Following our Long Keng illegal development exposé in July, we have been contacted by a landowner whose plot of land is amongst those currently fenced off and being developed on.
This small business owner in his 50’s, who wishes to remain unnamed, has been living in the UK for approximately four decades, only last returning to Hong Kong 10 years ago when his father passed away. The plot of land is under his mother’s name, so he has simply kept it in his family. But in July, he received a letter from the Planning Department stating that there was illegal landfill occurring on his land, and he needed to revert the land to its original state or face legal consequences.
As he has been away from Hong Kong for so long, there is no way for him to sort out such matters half a world away. In addition, the property developers who have seized the stretch of valley land in Long Keng have since erected tall metal fences, presumably to block the development from public view. Only residents whose houses happen to lie within its confines have been issued keys to pass through.
The landowner has contacted various government departments to seek advice, but they have proved less than helpful to him. In his letter to us, he said the Planning Department’s response was that the landowner needs to restore the land, regardless of who actually authorised the operation. They suggested he fence off his land so the developers will not be able to gain access anymore. However, to the landowner, this is obviously superfluous advice as 1) he is not residing in Hong Kong, and 2) even if he did return, the area in question has already been barred by the developers themselves, who may have already built several houses on the plot by then.

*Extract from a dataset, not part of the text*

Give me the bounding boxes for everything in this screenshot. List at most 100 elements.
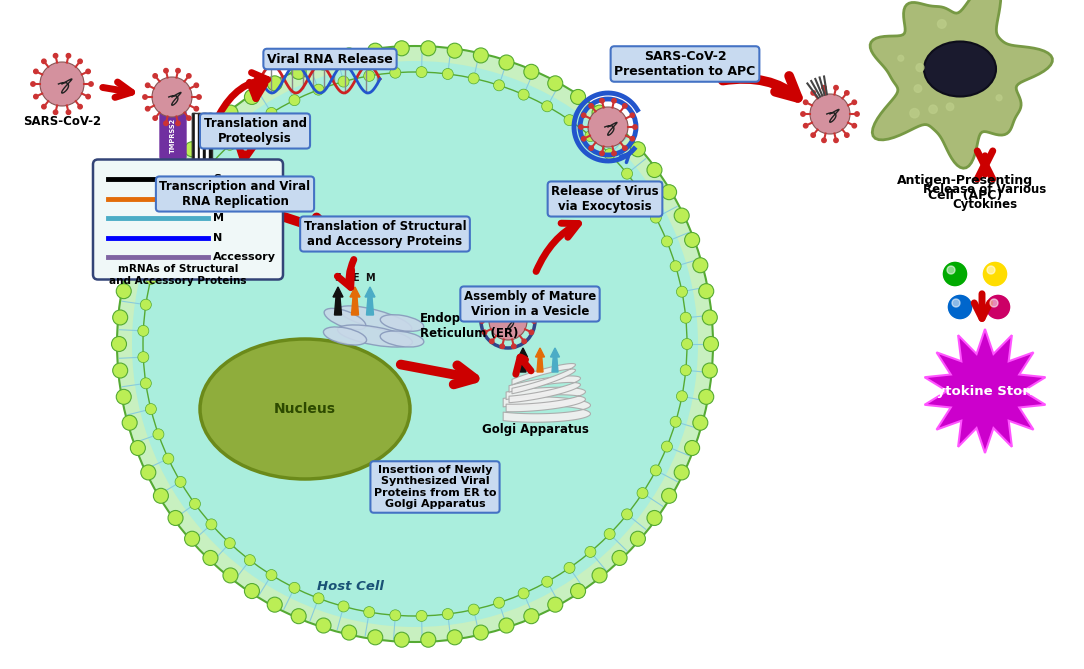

The Central Enforcement and Prosecution Section of the Planning Department gave us a similar response. The landowners will be the ones issued first with Enforcement Notices requiring discontinuance of the unauthorised development, and then Reinstatement Notices requiring the removal of fill materials and regrassing the land. Non-compliance will result in prosecution action after a grace period of three months.
It is completely up to the landowner to ensure that his land cannot be used by others for such purposes. “The landowner has a due responsibility to ensure that no unauthorised development occurs on his land, even if he has claimed that the site has been trespassed by someone unknown to him,” a senior information officer told us.
Reaching out to the Sai Kung Rural Committee ended in the same vein. Chairman Wong Shui Sang has personally gone to Long Keng to view the situation and concluded there is nothing much he could do apart from advising the landowner to hire a surveyor to get a better understanding of the circumstances, and then fence the land off.
The landowner was understandably not satisfied with the outcome as he feels he had unwittingly become a victim but received “no sympathy or help from the government”.
It was this lackluster response from governing bodies that has disheartened the landowner. “In the UK, we have organisations like the citizen’s advice bureau to help us. Also, in the first place, you’d never really get something like this happening in the UK – people go by the books and won’t just steal your property outright. But in Hong Kong, if you are well connected, you can do anything, even forcing people to sell you their land” he laments.
Having left Hong Kong aged 14, he admits to not fully understanding or being able to reconcile with such differences, but does concede that it is “cultural – that’s just the way things are”. He hopes that by publicising his case, the government would reflect on how transparency is severely lacking and work on plugging the loopholes in the system. “It isn’t fair that landowners like me cannot do anything to defend themselves. There must be hundreds of others in my situation.”
Herve Bouvresse, Long Keng’s non-indigenous village representative, has more to say on the matter. Having openly opposed the development, he has himself been a victim of a series of intimidation tactics occurring within the village – cars scratched, tires punctured, and houses vandalised. All because Bouvresse represents a fraction of the public who want to stop the development from occurring on a Green Belt area.
Bouvresse showed us a map obtained from a Sai Kung real estate agency which indicates how a large swatch of land has already been designated as road access and car parking spaces. Unfortunately, he thinks he is fighting a losing battle.
“A lot of the villagers are in on it; they have already sold their lands and received money from the developers. The Planning Department is simply corrupt. The only untainted section is probably the Lands Department, but they have too little power to do anything substantial.”
In the face of opposition from all sides, all Bouvresse can do is halt the development as much as he can. So far, he has managed to file petitions to stop the building of roads for lorries and heavy goods vehicles in three different areas. With no road access for now, the development has been experiencing delays; they have had to forklift their machinery over fences and barriers into the building site.
Bouvresse has informed the police, but sluggish arrival time and being told that the developers need to be caught in the act before any action can be taken has also disheartened him. Besides, the area in question is extensive; it will simply be a matter of time before the developers quietly find somewhere else to enable their access.
Faced with the looming realisation that the development cannot be stopped in full, the next step in Bouvresse’s plans is to negotiate with the developers. “I can only hope they will agree to leaving some of the Green Belt intact. It would be a terrible shame otherwise; my children grew up playing in the wetland, and other children deserve to grow up connected with nature too, but how can that happen if all the land’s being eaten up by urban development?”
When told about the landowner’s story, he shook his head, “He will most probably end up selling his land – it’s too much trouble. To be honest, I’ll end up selling and leaving Long Keng in the future as well. I love the place, but at what cost? I’ll just do what I can to leave a bit of natural legacy behind.”